Learning Radiology xray montage
 
 
 
 
 

Tuberculosis



Primary Pulmonary Tuberculosis

  • Parenchyma

§   Upper lobes affected slightly more than lower

§       Alveolar infiltrate

§       Cavitation is rare

§   Lobar pneumonia is almost always associated with lymphadenopathy—therefore, lobar pneumonia associated with hilar or mediastinal adenopathy at any age should strongly suggest TB

  • Lymph node

§   Mostly unilateral hilar and/or paratracheal, usually  right sided, rarely bilateral

§      Differentiates primary from postprimary TB—it does not occur in postprimary TB

§       Much more common in children

 

·       Airway

·    Atelectasis classically affects the anterior segments of the upper lobes or the medial segment of the RML

·       Pleura

§       Pleural effusion as a manifestation of primary TB occurs more often in adults than children

§       With appropriate treatment, it carries the best prognosis of all patterns of TB and is the least likely to develop complications

§      The fluid accumulates slowly and painlessly—therefore, patients with TB are seldom seen with a small amount of pleural fluid

§       Parenchymal disease will almost never be present with a pleural effusion although lymphadenopathy may

§   Apical pleural scarring is rarely tuberculous in origin

 

  • Calcification in the primary complex is relatively rare.

  • Very few patients with primary TB have clinical manifestations

Postprimary Tuberculosis (“Reactivation TB”)

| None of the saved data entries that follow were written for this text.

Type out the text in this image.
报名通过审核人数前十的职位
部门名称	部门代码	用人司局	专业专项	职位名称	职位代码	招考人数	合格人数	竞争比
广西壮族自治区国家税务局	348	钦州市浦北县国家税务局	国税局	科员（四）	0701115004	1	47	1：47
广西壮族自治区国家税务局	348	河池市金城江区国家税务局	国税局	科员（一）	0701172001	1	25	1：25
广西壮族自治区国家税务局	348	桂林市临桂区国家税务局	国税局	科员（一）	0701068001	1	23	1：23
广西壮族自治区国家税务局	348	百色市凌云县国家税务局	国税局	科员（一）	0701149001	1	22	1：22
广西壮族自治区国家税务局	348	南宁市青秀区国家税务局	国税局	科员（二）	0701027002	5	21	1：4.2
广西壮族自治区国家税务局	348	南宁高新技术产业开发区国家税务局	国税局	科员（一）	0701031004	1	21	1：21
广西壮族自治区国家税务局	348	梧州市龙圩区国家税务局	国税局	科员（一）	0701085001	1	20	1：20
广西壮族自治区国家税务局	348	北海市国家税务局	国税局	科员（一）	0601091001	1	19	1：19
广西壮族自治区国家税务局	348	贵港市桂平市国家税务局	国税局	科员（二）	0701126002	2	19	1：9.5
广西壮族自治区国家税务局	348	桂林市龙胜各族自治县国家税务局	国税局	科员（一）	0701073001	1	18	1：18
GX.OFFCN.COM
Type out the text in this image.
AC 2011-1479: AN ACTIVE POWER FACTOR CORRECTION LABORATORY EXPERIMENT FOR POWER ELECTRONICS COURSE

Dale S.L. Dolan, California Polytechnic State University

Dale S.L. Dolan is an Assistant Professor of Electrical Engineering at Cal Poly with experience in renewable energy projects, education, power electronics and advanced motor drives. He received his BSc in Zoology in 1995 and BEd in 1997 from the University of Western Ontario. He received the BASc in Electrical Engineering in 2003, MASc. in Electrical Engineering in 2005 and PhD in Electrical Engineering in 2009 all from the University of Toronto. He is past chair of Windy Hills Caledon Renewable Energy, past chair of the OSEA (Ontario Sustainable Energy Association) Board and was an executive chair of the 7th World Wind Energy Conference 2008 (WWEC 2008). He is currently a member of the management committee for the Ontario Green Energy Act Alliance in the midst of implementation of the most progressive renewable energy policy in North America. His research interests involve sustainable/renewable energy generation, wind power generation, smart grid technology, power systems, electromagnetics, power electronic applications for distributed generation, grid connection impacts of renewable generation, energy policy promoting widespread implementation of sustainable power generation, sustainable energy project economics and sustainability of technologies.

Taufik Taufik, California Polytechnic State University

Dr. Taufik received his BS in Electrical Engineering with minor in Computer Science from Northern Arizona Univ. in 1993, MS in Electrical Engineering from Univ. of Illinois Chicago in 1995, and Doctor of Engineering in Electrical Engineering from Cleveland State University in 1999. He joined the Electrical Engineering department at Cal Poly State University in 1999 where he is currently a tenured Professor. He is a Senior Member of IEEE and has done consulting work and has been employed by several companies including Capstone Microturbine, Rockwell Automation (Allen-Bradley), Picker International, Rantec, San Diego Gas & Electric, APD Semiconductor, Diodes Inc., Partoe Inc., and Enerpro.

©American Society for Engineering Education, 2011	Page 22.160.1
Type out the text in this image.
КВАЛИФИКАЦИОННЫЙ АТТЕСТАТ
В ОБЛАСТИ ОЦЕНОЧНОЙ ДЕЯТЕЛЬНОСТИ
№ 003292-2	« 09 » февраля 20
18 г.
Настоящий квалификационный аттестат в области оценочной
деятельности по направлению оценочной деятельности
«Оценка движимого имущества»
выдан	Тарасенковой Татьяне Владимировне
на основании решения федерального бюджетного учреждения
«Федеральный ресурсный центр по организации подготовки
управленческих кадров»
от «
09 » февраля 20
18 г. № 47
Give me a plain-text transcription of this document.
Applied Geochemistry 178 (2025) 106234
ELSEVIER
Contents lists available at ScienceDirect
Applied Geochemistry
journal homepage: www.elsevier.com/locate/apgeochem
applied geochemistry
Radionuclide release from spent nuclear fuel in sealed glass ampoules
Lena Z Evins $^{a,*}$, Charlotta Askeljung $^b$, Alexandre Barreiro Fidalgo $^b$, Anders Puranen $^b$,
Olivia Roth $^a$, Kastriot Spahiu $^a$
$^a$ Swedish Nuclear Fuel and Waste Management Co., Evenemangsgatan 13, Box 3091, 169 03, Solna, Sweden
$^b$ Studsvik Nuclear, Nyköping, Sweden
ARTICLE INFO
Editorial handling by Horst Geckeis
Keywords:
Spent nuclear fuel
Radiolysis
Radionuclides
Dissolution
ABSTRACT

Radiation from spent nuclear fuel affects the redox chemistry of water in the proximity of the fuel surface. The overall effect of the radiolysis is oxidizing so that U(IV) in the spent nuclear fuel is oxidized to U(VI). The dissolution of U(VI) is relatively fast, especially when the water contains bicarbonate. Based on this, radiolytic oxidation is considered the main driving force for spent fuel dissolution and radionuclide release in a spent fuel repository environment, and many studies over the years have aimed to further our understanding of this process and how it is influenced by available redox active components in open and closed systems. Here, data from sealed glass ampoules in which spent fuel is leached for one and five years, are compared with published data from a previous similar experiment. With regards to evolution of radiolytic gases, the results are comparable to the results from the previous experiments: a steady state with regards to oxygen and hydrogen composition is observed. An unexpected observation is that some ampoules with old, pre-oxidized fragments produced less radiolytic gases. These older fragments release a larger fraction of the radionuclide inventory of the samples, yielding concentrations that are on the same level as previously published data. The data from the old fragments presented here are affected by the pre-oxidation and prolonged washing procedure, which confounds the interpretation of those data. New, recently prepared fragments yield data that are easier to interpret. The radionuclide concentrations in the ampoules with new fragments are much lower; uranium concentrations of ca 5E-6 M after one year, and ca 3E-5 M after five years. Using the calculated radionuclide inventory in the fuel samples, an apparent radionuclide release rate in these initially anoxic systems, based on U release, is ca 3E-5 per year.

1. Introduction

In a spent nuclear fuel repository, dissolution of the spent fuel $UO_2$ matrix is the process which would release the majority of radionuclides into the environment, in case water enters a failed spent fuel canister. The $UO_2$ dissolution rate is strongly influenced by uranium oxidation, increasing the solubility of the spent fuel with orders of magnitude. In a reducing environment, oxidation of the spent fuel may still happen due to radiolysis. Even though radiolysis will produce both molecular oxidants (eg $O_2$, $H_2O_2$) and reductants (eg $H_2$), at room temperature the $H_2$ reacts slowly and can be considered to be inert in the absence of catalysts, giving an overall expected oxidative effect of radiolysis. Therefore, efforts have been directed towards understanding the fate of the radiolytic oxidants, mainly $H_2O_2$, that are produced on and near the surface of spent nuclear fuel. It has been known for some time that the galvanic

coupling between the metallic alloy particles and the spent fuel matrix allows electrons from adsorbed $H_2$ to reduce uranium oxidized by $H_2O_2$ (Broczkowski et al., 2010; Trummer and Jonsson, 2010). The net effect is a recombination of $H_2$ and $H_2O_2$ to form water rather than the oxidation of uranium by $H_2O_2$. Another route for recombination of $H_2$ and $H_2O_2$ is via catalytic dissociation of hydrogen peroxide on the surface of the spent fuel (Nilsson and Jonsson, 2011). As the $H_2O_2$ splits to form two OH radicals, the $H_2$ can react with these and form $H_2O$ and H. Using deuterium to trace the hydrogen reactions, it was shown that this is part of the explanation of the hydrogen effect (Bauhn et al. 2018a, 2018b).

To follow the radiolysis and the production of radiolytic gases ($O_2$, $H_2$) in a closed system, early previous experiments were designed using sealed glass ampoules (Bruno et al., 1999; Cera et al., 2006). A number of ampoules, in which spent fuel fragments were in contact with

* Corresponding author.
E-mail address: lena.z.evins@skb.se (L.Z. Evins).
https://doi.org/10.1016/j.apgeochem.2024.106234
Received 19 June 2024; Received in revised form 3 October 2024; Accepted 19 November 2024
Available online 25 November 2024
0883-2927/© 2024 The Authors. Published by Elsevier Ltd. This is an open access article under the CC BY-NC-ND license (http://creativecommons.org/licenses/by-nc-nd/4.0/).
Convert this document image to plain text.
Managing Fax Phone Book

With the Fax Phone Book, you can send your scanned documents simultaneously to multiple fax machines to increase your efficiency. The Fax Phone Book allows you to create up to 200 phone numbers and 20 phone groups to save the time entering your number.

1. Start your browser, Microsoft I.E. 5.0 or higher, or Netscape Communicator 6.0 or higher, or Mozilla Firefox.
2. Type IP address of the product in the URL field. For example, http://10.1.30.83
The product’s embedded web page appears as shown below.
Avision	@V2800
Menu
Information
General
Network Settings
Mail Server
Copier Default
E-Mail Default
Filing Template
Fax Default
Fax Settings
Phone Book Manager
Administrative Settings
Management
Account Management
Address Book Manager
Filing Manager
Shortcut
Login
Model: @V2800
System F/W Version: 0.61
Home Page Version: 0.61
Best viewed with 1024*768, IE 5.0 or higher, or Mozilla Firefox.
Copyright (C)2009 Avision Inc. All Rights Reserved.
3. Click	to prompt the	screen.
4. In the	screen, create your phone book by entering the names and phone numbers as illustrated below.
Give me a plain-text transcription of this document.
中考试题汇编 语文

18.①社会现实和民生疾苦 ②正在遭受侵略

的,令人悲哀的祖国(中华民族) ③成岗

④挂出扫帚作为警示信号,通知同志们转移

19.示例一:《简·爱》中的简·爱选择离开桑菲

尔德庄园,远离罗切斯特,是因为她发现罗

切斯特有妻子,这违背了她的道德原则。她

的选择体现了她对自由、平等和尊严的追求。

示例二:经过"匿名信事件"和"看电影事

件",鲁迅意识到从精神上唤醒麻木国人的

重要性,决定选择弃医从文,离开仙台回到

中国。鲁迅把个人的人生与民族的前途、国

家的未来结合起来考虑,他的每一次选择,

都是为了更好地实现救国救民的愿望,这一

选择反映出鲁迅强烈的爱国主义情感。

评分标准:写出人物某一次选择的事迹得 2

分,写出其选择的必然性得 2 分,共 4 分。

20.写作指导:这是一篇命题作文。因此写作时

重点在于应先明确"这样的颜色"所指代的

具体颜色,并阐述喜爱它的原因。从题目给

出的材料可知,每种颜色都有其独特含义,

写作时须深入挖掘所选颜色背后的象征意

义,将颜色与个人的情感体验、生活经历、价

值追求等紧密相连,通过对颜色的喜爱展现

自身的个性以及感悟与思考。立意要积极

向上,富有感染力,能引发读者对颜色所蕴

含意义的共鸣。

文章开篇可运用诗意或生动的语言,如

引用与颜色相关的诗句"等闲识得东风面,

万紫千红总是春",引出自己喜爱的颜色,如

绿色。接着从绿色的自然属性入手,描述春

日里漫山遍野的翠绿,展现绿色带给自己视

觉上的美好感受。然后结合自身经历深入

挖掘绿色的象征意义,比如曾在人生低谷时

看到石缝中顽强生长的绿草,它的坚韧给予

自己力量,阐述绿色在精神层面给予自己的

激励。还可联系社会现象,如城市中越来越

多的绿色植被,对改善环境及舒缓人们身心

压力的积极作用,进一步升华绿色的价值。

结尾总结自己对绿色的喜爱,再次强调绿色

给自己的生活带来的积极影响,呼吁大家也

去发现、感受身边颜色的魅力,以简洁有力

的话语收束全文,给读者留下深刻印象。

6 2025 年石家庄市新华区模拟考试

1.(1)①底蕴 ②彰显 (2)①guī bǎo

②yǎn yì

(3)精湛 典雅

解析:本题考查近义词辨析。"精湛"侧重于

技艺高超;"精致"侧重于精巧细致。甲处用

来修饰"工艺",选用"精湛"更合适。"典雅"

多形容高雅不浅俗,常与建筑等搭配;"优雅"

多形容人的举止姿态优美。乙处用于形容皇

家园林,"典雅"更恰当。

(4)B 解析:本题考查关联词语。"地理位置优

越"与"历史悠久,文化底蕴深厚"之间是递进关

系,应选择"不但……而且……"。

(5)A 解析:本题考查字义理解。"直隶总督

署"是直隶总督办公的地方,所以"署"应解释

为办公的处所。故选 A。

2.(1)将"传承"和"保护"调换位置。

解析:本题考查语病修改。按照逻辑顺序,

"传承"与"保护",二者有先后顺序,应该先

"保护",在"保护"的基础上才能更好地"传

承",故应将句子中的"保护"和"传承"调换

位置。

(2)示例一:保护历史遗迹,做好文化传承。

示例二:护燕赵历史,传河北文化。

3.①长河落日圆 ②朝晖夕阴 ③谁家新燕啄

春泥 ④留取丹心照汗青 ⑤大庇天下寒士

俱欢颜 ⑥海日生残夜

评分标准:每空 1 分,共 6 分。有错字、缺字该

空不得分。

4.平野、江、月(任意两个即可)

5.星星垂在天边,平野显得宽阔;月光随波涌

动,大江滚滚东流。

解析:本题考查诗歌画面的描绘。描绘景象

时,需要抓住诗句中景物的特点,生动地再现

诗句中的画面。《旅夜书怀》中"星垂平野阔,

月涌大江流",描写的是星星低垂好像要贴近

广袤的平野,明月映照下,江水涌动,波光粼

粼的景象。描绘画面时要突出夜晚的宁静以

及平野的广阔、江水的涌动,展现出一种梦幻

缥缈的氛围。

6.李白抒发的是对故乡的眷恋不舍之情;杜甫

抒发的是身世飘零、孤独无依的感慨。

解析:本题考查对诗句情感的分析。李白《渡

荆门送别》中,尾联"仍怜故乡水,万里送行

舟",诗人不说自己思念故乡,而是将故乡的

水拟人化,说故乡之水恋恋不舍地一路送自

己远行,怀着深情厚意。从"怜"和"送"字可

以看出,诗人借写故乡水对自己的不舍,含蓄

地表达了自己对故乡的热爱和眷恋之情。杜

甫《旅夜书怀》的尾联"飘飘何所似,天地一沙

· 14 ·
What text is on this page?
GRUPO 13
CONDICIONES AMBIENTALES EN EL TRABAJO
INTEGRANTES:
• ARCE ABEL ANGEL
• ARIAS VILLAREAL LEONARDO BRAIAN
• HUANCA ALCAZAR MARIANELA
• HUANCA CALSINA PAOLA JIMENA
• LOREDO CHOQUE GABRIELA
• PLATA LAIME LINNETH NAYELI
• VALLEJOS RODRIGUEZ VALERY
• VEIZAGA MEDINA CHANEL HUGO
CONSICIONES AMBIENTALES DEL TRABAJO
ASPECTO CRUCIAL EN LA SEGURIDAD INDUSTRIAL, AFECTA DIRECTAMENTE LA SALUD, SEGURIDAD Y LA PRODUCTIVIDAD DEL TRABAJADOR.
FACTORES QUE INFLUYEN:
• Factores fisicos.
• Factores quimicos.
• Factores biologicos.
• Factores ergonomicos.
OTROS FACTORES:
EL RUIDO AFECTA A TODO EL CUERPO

  • Most cases in adults occur as reactivation of a primary focus of infection acquired in childhood

  • Limited mainly to the apical and posterior segments of the upper lobes and the superior segments of the lower lobe

  • Caseous necrosis and the tubercle (accumulations of mononuclear macrophages, Langerhan's giant cells surrounded by lymphocytes and fibroblasts) are the pathologic hallmarks of postprimary TB

  • Healing occurs with fibrosis and contraction; calcification is rarer than in primary

Patterns of distribution

§       Almost always affect the apical or posterior segments of the upper lobes or the superior segments of the lower lobes—bilateral upper lobe disease is very common

 

§       May present as pneumonia

§       Cavitation may result: the cavity is usually thin-walled, smooth on the inner margin with no air-fluid level

cavitary tb

Tuberculosis, Cavitary. There are large cavities in both apices (white arrows) and airspace disease at the left base (yellow arrow) on the chest radiograph. On the coronal CT, the thin-walled upper lobe cavities without air-fluid levels are again seen (blue arrows) as is the consolidation at the left base (green arrow). Nodular densities are scattered throughout both lungs.

§       Transbronchial spread may occur—from one upper lobe to opposite lower or to another lobe

§       Miliary spread (below)

§       Bronchiectasis—usually asymptomatic

§       Bronchostenosis due to fibrosis and stricture: fibrosis may cause distortion of a bronchus and atelectasis many years after the initial      infection—“middle lobe syndrome”

§       Solitary pulmonary nodule—the tuberculoma—may occur in either primary or postprimary disease; round or oval lesions with small, discrete shadows in the immediate vicinity of the lesion—the “satellite” lesion

  • Formation of a pleural effusion in postprimary TB almost always means direct spread of the disease into the pleural cavity and should be regarded as an empyema—this carries a graver prognosis than the pleural effusion of the primary form

  • Direct extension into the ribs or sternoclavicular joints is uncommon

Miliary Tuberculosis

  • Older men, Blacks and pregnant women are susceptible

  • Onset is insidious

  • Fever, chills, night sweats are common

  • Takes weeks between the time of dissemination and the radiographic appearance of disease

  • Considered to be a manifestation of primary TB–although clinical appearance of miliary TB may not occur for many years after initial infection

  • When first visible, they measure about 1 mm in size; they can grow to 2-3mm if left untreated

  • When treated, clearing is rapid—miliary TB seldom, if ever, produces calcification

TB and Other Diseases

  • There is an association between TB and silicosis, TB and HIV

  • There may be an association between TB and sarcoid

  • There is no association between TB and bronchogenic carcinoma

HIV and TB

  • No matter what form of TB the patient has, it tends to look like 1° TB

  • Hilar and mediastinal adenopathy are common

  • Cavitation is less common

  • There is no predilection for the apices

  • MAI (mycobacterium avium-intracellulare) is more common in HIV than TB

tuberculosis

Tuberculosis, post-primary. There are large cavities in both apices and smaller cavities scattered throughout the lungs. The lungs are over-aerated and there is already scarring present. Dilated bronchi (tuberculous bronchiectasis) is present throughout the lungs.

Tuberculosis, cavitary

Tuberculosis, cavitary. There is a cavity in the right upper lobe with an air-fluid level (black arrow). There is volume loss in the right upper lobe as evidenced by elevation of the minor fissure (white arrow).